Dr Ramachandran Saravanan, has been associated with the Department of Physics, The Madura College, affiliated with the Madurai Kamaraj University, Madurai, Tamil Nadu, India from the year 2000. He is the head of the Research Centre and PG department of Physics. He worked as a research associate during 1998 at the Institute of Materials Research, Tohoku University, Sendai, Japan and then as a visiting researcher at Centre for Interdisciplinary Research, Tohoku University, Sendai, Japan up to 2000.

Earlier, he was awarded the Senior Research Fellowship by CSIR, New Delhi, India, during Mar. 1991 – Feb.1993; awarded Research Associateship by CSIR, New Delhi, during 1994 – 1997. Then, he was awarded a Research Associateship again by CSIR, New Delhi, during 1997- 1998. Later he was awarded the Matsumae International Foundation Fellowship in1998 (Japan) for doing research at a Japanese Research Institute (not availed by him due to the simultaneous occurrence of other Japanese employment).

He has guided eleven Ph.D. scholars as of 2017, and about five researchers are working under his guidance on various research topics in materials science, crystallography and condensed matter physics. He has published around 140 research articles in reputed Journals, mostly International, apart from around 50 presentations in conferences, seminars and symposia. He has also guided around 60 M.Phil. scholars and an equal number of PG students for their projects. He has attracted government funding in India, in the form of Research Projects.
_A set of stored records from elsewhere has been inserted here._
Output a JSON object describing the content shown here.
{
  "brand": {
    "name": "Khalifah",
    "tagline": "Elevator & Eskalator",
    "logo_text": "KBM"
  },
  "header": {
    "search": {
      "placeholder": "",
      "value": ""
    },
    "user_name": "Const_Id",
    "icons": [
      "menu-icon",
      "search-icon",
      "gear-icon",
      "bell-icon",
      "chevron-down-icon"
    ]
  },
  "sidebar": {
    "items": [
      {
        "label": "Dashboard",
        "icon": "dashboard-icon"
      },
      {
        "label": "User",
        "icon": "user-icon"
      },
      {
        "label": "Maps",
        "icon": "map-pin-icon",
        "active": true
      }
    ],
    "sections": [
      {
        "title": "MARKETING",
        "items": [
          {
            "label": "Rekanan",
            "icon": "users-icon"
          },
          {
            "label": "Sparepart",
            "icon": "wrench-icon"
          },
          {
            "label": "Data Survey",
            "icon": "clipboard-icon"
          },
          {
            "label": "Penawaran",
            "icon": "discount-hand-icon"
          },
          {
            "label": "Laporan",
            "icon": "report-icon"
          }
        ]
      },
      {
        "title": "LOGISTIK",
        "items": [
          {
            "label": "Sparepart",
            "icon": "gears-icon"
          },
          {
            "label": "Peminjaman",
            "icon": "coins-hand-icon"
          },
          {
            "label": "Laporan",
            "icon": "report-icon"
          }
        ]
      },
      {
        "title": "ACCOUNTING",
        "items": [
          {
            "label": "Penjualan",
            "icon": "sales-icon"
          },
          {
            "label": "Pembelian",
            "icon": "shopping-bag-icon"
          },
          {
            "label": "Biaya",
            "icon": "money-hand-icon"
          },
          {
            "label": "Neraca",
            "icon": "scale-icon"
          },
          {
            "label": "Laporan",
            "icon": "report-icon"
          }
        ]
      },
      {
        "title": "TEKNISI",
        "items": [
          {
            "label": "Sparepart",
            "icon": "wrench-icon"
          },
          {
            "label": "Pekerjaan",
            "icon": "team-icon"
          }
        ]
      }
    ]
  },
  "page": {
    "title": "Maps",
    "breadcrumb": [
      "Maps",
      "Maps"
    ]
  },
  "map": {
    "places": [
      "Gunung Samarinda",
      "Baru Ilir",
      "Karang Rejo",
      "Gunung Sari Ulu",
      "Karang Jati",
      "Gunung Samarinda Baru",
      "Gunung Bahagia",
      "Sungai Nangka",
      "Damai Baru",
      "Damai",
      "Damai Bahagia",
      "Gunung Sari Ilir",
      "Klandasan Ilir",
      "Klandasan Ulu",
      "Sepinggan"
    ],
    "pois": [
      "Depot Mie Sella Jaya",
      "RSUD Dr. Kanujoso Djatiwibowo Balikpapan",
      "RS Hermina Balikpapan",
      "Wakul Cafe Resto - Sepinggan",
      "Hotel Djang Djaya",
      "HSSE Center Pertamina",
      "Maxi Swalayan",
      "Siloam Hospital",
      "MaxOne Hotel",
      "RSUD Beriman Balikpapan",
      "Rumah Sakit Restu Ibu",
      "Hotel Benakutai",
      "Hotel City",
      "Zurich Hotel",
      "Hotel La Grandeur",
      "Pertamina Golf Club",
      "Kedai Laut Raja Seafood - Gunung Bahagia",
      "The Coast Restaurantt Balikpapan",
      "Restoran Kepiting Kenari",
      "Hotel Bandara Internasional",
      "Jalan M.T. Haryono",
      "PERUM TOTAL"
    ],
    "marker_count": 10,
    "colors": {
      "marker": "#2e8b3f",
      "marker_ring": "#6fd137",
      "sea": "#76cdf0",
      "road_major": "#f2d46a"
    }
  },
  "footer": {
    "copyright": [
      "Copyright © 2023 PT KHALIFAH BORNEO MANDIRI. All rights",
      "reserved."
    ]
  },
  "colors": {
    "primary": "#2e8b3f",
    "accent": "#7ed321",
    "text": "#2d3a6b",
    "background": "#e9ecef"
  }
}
He has completed two CSIR (Council of Scientific and Industrial Research, Govt. of India), one UGC (University Grants Commission, India) and one DRDO (Defense Research and Development Organization, India) research projects successfully and is proposing various projects to Government funding agencies like CSIR, UGC and DST.

He has written 8 books in the form of research monographs including; “Experimental Charge Density – Semiconductors, oxides and fluorides” (ISBN-13: 978-3-8383-8816-8; ISBN-10:3-8383-8816-X), “Experimental Charge Density – Dilute Magnetic Semiconducting (DMS) materials” (ISBN-13: 978-3-8383-9666-8; ISBN-10: 3-8383-9666-9) and “Metal and Alloy Bonding – An Experimental Analysis” (ISBN -13: 978-1-4471-2203-6). He has committed to write several books in the near future.

His expertise includes various experimental activities in crystal growth, materials science, crystallographic, condensed matter physics techniques and tools as in slow evaporation, gel, high temperature melt growth, Bridgman methods, CZ Growth, high vacuum sealing etc. He and his group are familiar with various equipment such as: different types of cameras; Laue, oscillation, powder, precession cameras; Manual 4-circle X-ray diffractometer, Rigaku 4-circle automatic single crystal diffractometer, AFC-5R and AFC-7R automatic single crystal diffractometers, CAD-4 automatic single crystal diffractometer, crystal pulling instruments, and other crystallographic, material science related instruments. He and his group have sound computational capabilities on different types of computers such as: IBM – PC, Cyber180/830A – Mainframe, SX-4 Supercomputing system – Mainframe. He is familiar with various kind of software related to crystallography and materials science. He has written many computer software programs himself as well. Around twenty of his programs (both DOS and GUI versions) have been included in the SINCRIS software database of the International Union of Crystallography.